WELS Principal Credential Cohort
Written by Laurie Gauger-Hested
A Crucial Need
The WELS loses 20-30 principals every year. Some retire. Some resign. Some want to devote their time to full-time teaching again.
Unfortunately, we have nowhere near enough new principals to fill those vacancies. In fact, we are preparing only five per year. Five new principals cannot replace 30 departing principals.
The Causes
Why do some principals resign or go back to full-time teaching? Why do so few enter the position to begin with? The answers to both these questions are similar. Being a principal is incredibly demanding. The principal’s position today requires an abundance of leadership skills, organizational skills, teaching skills, and people skills.
“WELS school leaders are more than administrators,” says Dr. John Meyer, MLC Director of Graduate Studies and Continuing Education. “They are educators and educational visionaries. They foster Christ-centered cultures, create sustainable budgets, market their schools, lead school boards, develop curricula, supervise teachers, assess student learning, and teach.”
Some principals’ responsibilities have emerged only in the last 20 years. They include accommodating student diversity, planning for crisis management, complying with safety regulations, developing long-term master plans, providing thorough assessment of learning, responding to new social and political pressures, developing community marketing plans, and maintaining daily communication across multiple platforms.
Meeting all those demands can wear a person down—especially if their congregation doesn’t give them adequate administrative time, expecting them to teach a couple grades and maybe coach a team or direct a choir too.
And if the principal has scant leadership experience and enters the office with no training beyond their MLC education degree, the job can be overwhelming.
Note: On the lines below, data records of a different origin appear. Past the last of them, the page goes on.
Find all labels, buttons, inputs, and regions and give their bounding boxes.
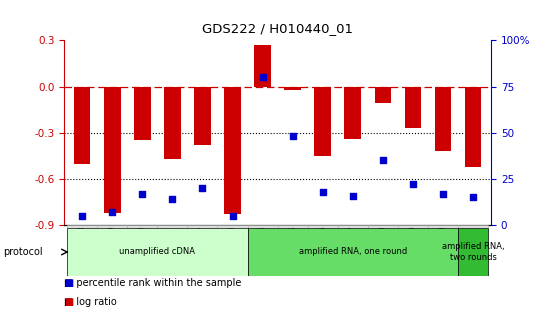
Point — [78, 213, 86, 218]
Bar — [134, 86, 151, 140]
Point — [198, 185, 207, 191]
Bar — [248, 228, 458, 276]
Bar — [338, 225, 368, 228]
Text: ■: ■ — [64, 278, 74, 288]
Point — [288, 134, 297, 139]
Bar — [458, 228, 488, 276]
Bar — [465, 86, 481, 167]
Text: GDS222 / H010440_01: GDS222 / H010440_01 — [202, 22, 353, 35]
Bar — [405, 86, 421, 128]
Point — [258, 75, 267, 80]
Text: ■: ■ — [64, 297, 74, 307]
Text: GSM4857: GSM4857 — [348, 225, 357, 262]
Bar — [344, 86, 361, 139]
Text: ■ log ratio: ■ log ratio — [64, 297, 117, 307]
Bar — [374, 86, 391, 103]
Bar — [307, 225, 338, 228]
Text: GSM4851: GSM4851 — [168, 225, 177, 262]
Bar — [104, 86, 121, 213]
Text: ■ percentile rank within the sample: ■ percentile rank within the sample — [64, 278, 242, 288]
Text: GSM4850: GSM4850 — [138, 225, 147, 262]
Text: GSM4853: GSM4853 — [228, 225, 237, 262]
Bar — [398, 225, 428, 228]
Text: GSM4849: GSM4849 — [108, 225, 117, 262]
Text: GSM4852: GSM4852 — [198, 225, 207, 262]
Bar — [254, 45, 271, 86]
Bar — [97, 225, 127, 228]
Bar — [74, 86, 90, 164]
Bar — [194, 86, 211, 145]
Bar — [285, 86, 301, 90]
Text: GSM4859: GSM4859 — [408, 225, 417, 262]
Bar — [368, 225, 398, 228]
Text: unamplified cDNA: unamplified cDNA — [119, 248, 195, 256]
Bar — [458, 225, 488, 228]
Bar — [435, 86, 451, 151]
Point — [318, 189, 327, 195]
Text: GSM4858: GSM4858 — [378, 225, 387, 262]
Text: GSM4856: GSM4856 — [318, 225, 327, 262]
Text: GSM4848: GSM4848 — [78, 225, 86, 262]
Text: GSM4861: GSM4861 — [469, 225, 478, 262]
Text: protocol: protocol — [3, 247, 42, 257]
Text: amplified RNA, one round: amplified RNA, one round — [299, 248, 407, 256]
Text: GSM4855: GSM4855 — [288, 225, 297, 262]
Point — [408, 182, 417, 187]
Bar — [224, 86, 241, 214]
Point — [469, 195, 478, 200]
Bar — [67, 228, 248, 276]
Bar — [428, 225, 458, 228]
Point — [348, 193, 357, 198]
Bar — [127, 225, 157, 228]
Bar — [67, 225, 97, 228]
Point — [439, 191, 448, 196]
Text: GSM4854: GSM4854 — [258, 225, 267, 262]
Point — [168, 197, 177, 202]
Text: amplified RNA,
two rounds: amplified RNA, two rounds — [442, 242, 504, 262]
Bar — [278, 225, 307, 228]
Point — [108, 210, 117, 215]
Point — [228, 213, 237, 218]
Bar — [157, 225, 187, 228]
Point — [378, 158, 387, 163]
Bar — [218, 225, 248, 228]
Bar — [187, 225, 218, 228]
Bar — [314, 86, 331, 156]
Text: GSM4860: GSM4860 — [439, 225, 448, 262]
Bar — [248, 225, 278, 228]
Bar — [164, 86, 181, 159]
Point — [138, 191, 147, 196]
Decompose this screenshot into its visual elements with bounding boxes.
When a principal is underprepared and overworked, everyone suffers: the principal, the faculty, the students, the parents, the congregation.
A Timely Solution
Martin Luther College has partnered with the Commission on Lutheran Schools to offer a solution to the principal problem: the WELS Principal Credential Cohort.
The Cohort is designed to address the principal shortage from two sides. First, it equips veteran teachers to serve as principals—before they receive a principal call. Second, it asks congregations that call these principals to give them the time and compensation they need for long-term, faithful service.
How It Works
Eligible candidates for the Principal Credential Cohort are educators who have three or more years of successful teaching experience, who are not currently serving as principals, and who possess leadership gifts and characteristics.
They can be nominated by another educator, or they can apply on their own.
Once a member of the cohort, they can customize their pathway to the principalship based on previous coursework, degrees, and experiences. Most will enroll in MLC’s Master of Science in Educational Administration program, and they’ll receive a fifty-percent scholarship for all their graduate work through MLC. Ideally, their congregation will pick up the other fifty percent.
They’ll also attend at least three leadership training events, including a national leadership conference, and they’ll demonstrate competence in the WELS Principal Standards.
A significant component of the program is the cohort concept itself: Throughout their training period, they’ll receive support, encouragement, and insights from mentors and fellow cohort members.
“The default WELS approach to principal vacancies is to call a nice guy with little or no leadership experience or preparation to fill the spot,” says Dr. Meyer.
“Today’s principalship is not a place for a beginner. The Principal Credential Cohort program gets people ready for success from day one.”
A Case in Point
While teaching at St. Mark in Eau Claire, Wisconsin, Phil Gustafson turned down two principal calls. Although he had a wide range of experience—teaching grades 7-8, assisting with athletic director and technology director duties, and serving as assistant principal—he didn’t feel ready for the principal’s office. “I wanted to be fully trained before stepping into that role,” he said.
So, after finishing his MLC MS-Education degree, he turned right around and enrolled in MLC’s MS-Educational Administration program, in conjunction with the Principal Credential Cohort. The MS-Ed Admin program has courses specifically devoted to the principalship, including Leading the School Community, Leadership for Change, School Business Administration, and School Law.
Gustafson completed the program in 2019, just in time to receive—and accept—a principal call to Trinity-St. Luke in Watertown, Wisconsin.
“I feel like the MLC master’s program did a great job training me for this call!” he said. “The courses were outstanding. They prepared me spiritually, as the focus of every course is the mission of our schools. That’s something you won’t find in other programs. Personally and professionally, I am more confident in my called position. I could not have handled the call I currently have before taking these courses.”
Our Schools—and Our Students—Need This
Our schools need principals like Gustafson, educators who receive professional training for their responsibilities, who are given adequate time to fulfill those responsibilities, and who receive take-home pay commensurate with those responsibilities.
When a principalship meets all these standards—training, time, and take-home pay—the principal and the school can thrive. And a thriving school makes a mark in the community, bringing in more students, reaching more souls with the gospel.
“Being a called worker is an honor, and it’s important work,” Gustafson says. “The next generation needs to hear God’s Word. We need qualified teachers and principals.
“While God certainly can do his work in his church without me,” he continues, “I am confident God led me through the Principal Credential Cohort so I could be properly prepared for the principal role. Thanks be to God!”